Research
2023
Enhancing Collection and Application of Hydrologic Data to Improve Operationalized Weather and Flood Prediction in American Samoa
Lead PI: Chris Shuler
This proposed work aims to address limitations in flash flood and severe weather forecasts in American Samoa by making critical improvements to existing observational networks and through co-production and testing of improved data-driven tools with forecasters at the Pago National Weather Service (NWS) Office. Observation data produced by this project will be incredibly valuable as input to future operational-scale hydrological modeling efforts such as a local implementation of the NextGen National Water Model.
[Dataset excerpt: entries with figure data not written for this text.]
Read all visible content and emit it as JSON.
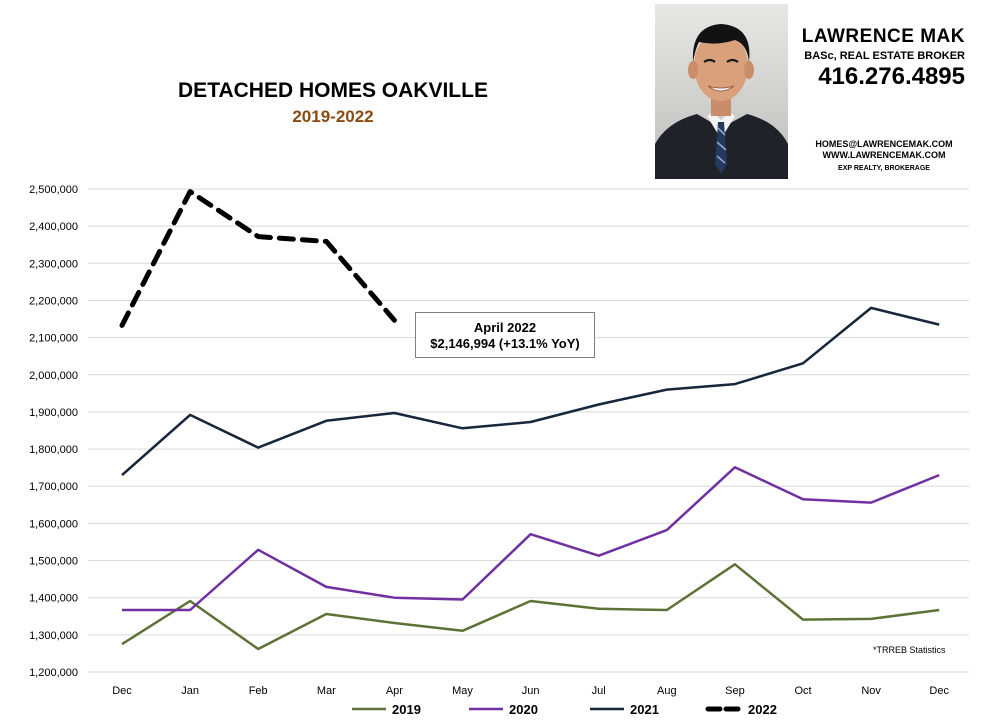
{
  "header": {
    "title": "DETACHED HOMES OAKVILLE",
    "subtitle": "2019-2022"
  },
  "agent": {
    "name": "LAWRENCE MAK",
    "credentials": "BASc, REAL ESTATE BROKER",
    "phone": "416.276.4895",
    "email": "HOMES@LAWRENCEMAK.COM",
    "website": "WWW.LAWRENCEMAK.COM",
    "brokerage": "EXP REALTY, BROKERAGE"
  },
  "callout": {
    "title": "April 2022",
    "value": "$2,146,994  (+13.1%  YoY)"
  },
  "source_note": "*TRREB Statistics",
  "chart_data": {
    "type": "line",
    "title": "DETACHED HOMES OAKVILLE",
    "subtitle": "2019-2022",
    "xlabel": "",
    "ylabel": "",
    "categories": [
      "Dec",
      "Jan",
      "Feb",
      "Mar",
      "Apr",
      "May",
      "Jun",
      "Jul",
      "Aug",
      "Sep",
      "Oct",
      "Nov",
      "Dec"
    ],
    "ylim": [
      1200000,
      2500000
    ],
    "yticks": [
      1200000,
      1300000,
      1400000,
      1500000,
      1600000,
      1700000,
      1800000,
      1900000,
      2000000,
      2100000,
      2200000,
      2300000,
      2400000,
      2500000
    ],
    "ytick_labels": [
      "1,200,000",
      "1,300,000",
      "1,400,000",
      "1,500,000",
      "1,600,000",
      "1,700,000",
      "1,800,000",
      "1,900,000",
      "2,000,000",
      "2,100,000",
      "2,200,000",
      "2,300,000",
      "2,400,000",
      "2,500,000"
    ],
    "grid": "horizontal",
    "legend_position": "bottom",
    "series": [
      {
        "name": "2019",
        "color": "#5d7236",
        "dashed": false,
        "values": [
          1275000,
          1391000,
          1262000,
          1356000,
          1332000,
          1311000,
          1391000,
          1370000,
          1367000,
          1490000,
          1341000,
          1343000,
          1367000
        ]
      },
      {
        "name": "2020",
        "color": "#7030a0",
        "dashed": false,
        "values": [
          1367000,
          1367000,
          1529000,
          1429000,
          1400000,
          1395000,
          1571000,
          1513000,
          1582000,
          1751000,
          1665000,
          1656000,
          1730000
        ]
      },
      {
        "name": "2021",
        "color": "#17263a",
        "dashed": false,
        "values": [
          1730000,
          1892000,
          1804000,
          1876000,
          1897000,
          1856000,
          1873000,
          1920000,
          1960000,
          1975000,
          2031000,
          2180000,
          2135000
        ]
      },
      {
        "name": "2022",
        "color": "#000000",
        "dashed": true,
        "values": [
          2133000,
          2493000,
          2372000,
          2359000,
          2146994,
          null,
          null,
          null,
          null,
          null,
          null,
          null,
          null
        ]
      }
    ]
  }
}
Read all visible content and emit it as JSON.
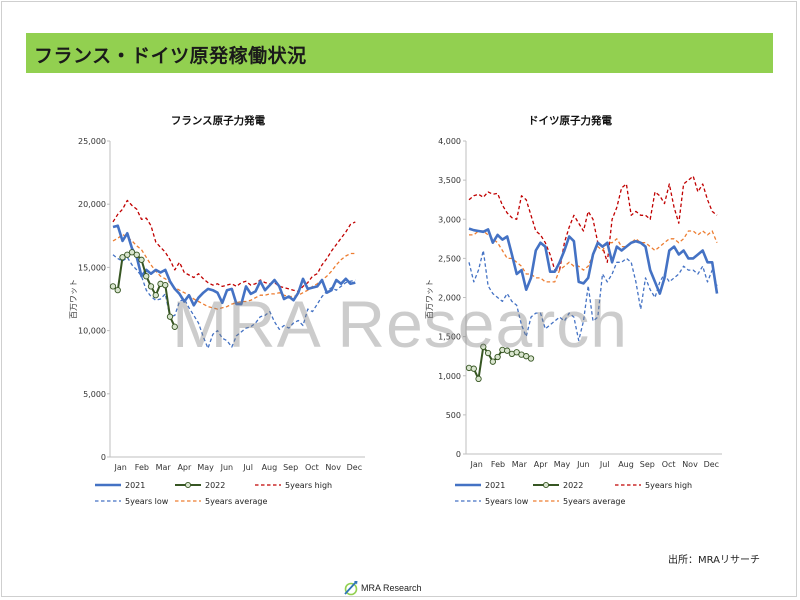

Integrating local flood knowledges and place-based practice: a social-ecological approach to flood risk mitigation
Lead PI: Leah Bremer
Co-PIs: Katy Hintzen, Kirsten Oleson, Mehana Vaughan, Aurora Kagawa-Viviani, Yinphan Tsang
Graduate Fellow: Carter Beale
Across Hawaiʻi, community groups are managing and restoring landscapes for flood risk reduction, including through biocultural approaches that emphasize the mutual restoration of ecosystems and culture. Such ecosystem-based adaptation strategies present important opportunities to reduce the impacts of flooding while providing a suite of social and ecological benefits. The first phase of this project will explore and document the range of existing and desired ecosystem-based adaptation practices for flooding throughout Hawaiʻi while the second phase will co-produce research with two flood-impacted communities. This research aims to bolster community resilience to flooding by illuminating existing local flood knowledge and place-based practices, and by using participatory mapping to visualize future and desired adaptation strategies along with their projected social and ecological benefits.
2022
Evaluating the NextGen National Water Model for Enhanced Flood Forecasting in Tropical Conditions
Lead PI: Giuseppe Torri
The steep topography and the strong rainfall and vegetation gradients that characterize their watersheds make the Hawaiian Islands a particularly challenging place for hydrologic forecasts. As the Next Generation National Water Model is being developed, it is important that the model is evaluated and calibrated to accurately simulate the streamflow in Hawaiʻi. This project addresses these issues in three ways. First, it will compile and synthesize all available data, and it will create a data streamflow between the Hawaiʻi Climate Data Portal and the National Weather Service. Then, it will provide a detailed evaluation of the Next Generation National Water Model performance under a variety of weather conditions, clarifying which physical processes might improve the model’s performance. Finally, it will provide a calibrated hindcasting/ forecasting assessment of select watersheds in order to support hyperlocalized flood forecasting for underrepresented communities.